The single most common mental-model error in climate communication is treating pollution as a flow (something you can simply stop) rather than a stock (something that accumulates and must be drawn down) (Sterman, 2011). Watts and Wealth makes that distinction tactile. The pollution counter never resets between rounds. Direct Air Capture is one of the only cards in the deck that actively reduces pollution, and it is era-gated to round 7+. A player who watches pollution climb steadily across rounds 1–7 while their build choices feel “small” each turn is encountering the stock-flow asymmetry in a way no graph can replicate.
What this game is not for
Serious-games discourse periodically over-claims, and the design team is explicit about the limits. Watts and Wealth does not teach the chemistry of combustion, the engineering of power transmission, or the political economy of any specific national grid. It teaches the shape of the trade-off space: time pressure, technology lock-in, collective action, and the asymmetry between local benefit and global cost. That shape, repeated over thirty rounds, is the literacy the game is built to produce.
References
- Clark, D. B., Tanner-Smith, E. E. & Killingsworth, S. S. (2016). Digital Games, Design, and Learning: A Systematic Review and Meta-Analysis. Review of Educational Research, 86(1), 79-122. https://doi.org/10.3102/0034654315582065
- Gee, J. P. (2003). What Video Games Have to Teach Us About Learning and Literacy. Palgrave Macmillan.

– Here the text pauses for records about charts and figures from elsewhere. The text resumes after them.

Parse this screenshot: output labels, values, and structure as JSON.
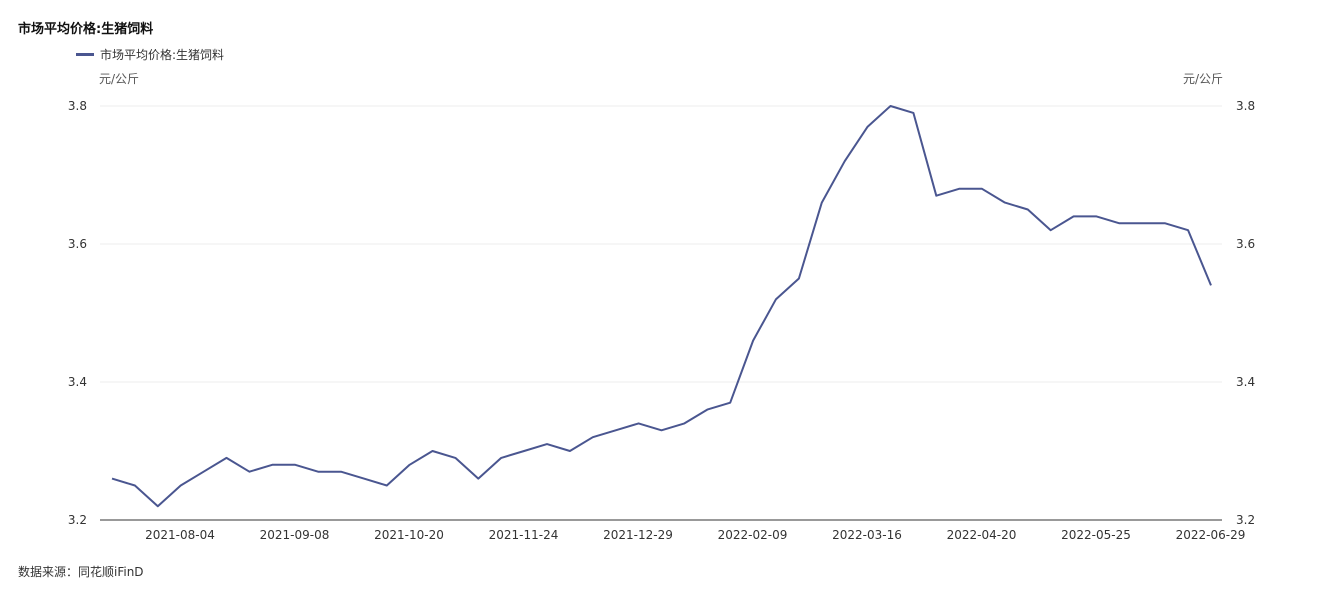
{
  "header": {
    "title": "市场平均价格:生猪饲料"
  },
  "colors": {
    "series": "#4a5690",
    "grid": "#ececec",
    "axis": "#333333"
  },
  "source": "数据来源：同花顺iFinD",
  "chart_data": {
    "type": "line",
    "title": "市场平均价格:生猪饲料",
    "yunit_left": "元/公斤",
    "yunit_right": "元/公斤",
    "ylim": [
      3.2,
      3.8
    ],
    "yticks": [
      "3.2",
      "3.4",
      "3.6",
      "3.8"
    ],
    "xtick_labels": [
      "2021-08-04",
      "2021-09-08",
      "2021-10-20",
      "2021-11-24",
      "2021-12-29",
      "2022-02-09",
      "2022-03-16",
      "2022-04-20",
      "2022-05-25",
      "2022-06-29"
    ],
    "legend": "top-left",
    "grid": true,
    "series": [
      {
        "name": "市场平均价格:生猪饲料",
        "values": [
          3.26,
          3.25,
          3.22,
          3.25,
          3.27,
          3.29,
          3.27,
          3.28,
          3.28,
          3.27,
          3.27,
          3.26,
          3.25,
          3.28,
          3.3,
          3.29,
          3.26,
          3.29,
          3.3,
          3.31,
          3.3,
          3.32,
          3.33,
          3.34,
          3.33,
          3.34,
          3.36,
          3.37,
          3.46,
          3.52,
          3.55,
          3.66,
          3.72,
          3.77,
          3.8,
          3.79,
          3.67,
          3.68,
          3.68,
          3.66,
          3.65,
          3.62,
          3.64,
          3.64,
          3.63,
          3.63,
          3.63,
          3.62,
          3.54
        ]
      }
    ]
  }
}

- Meadows, D. H. (2008). Thinking in Systems: A Primer. Chelsea Green Publishing.
- Plass, J. L., Homer, B. D. & Kinzer, C. K. (2015). Foundations of Game-Based Learning. Educational Psychologist, 50(4), 258-283. https://doi.org/10.1080/00461520.2015.1122533
- Squire, K. (2011). Video Games and Learning: Teaching and Participatory Culture in the Digital Age. Teachers College Press.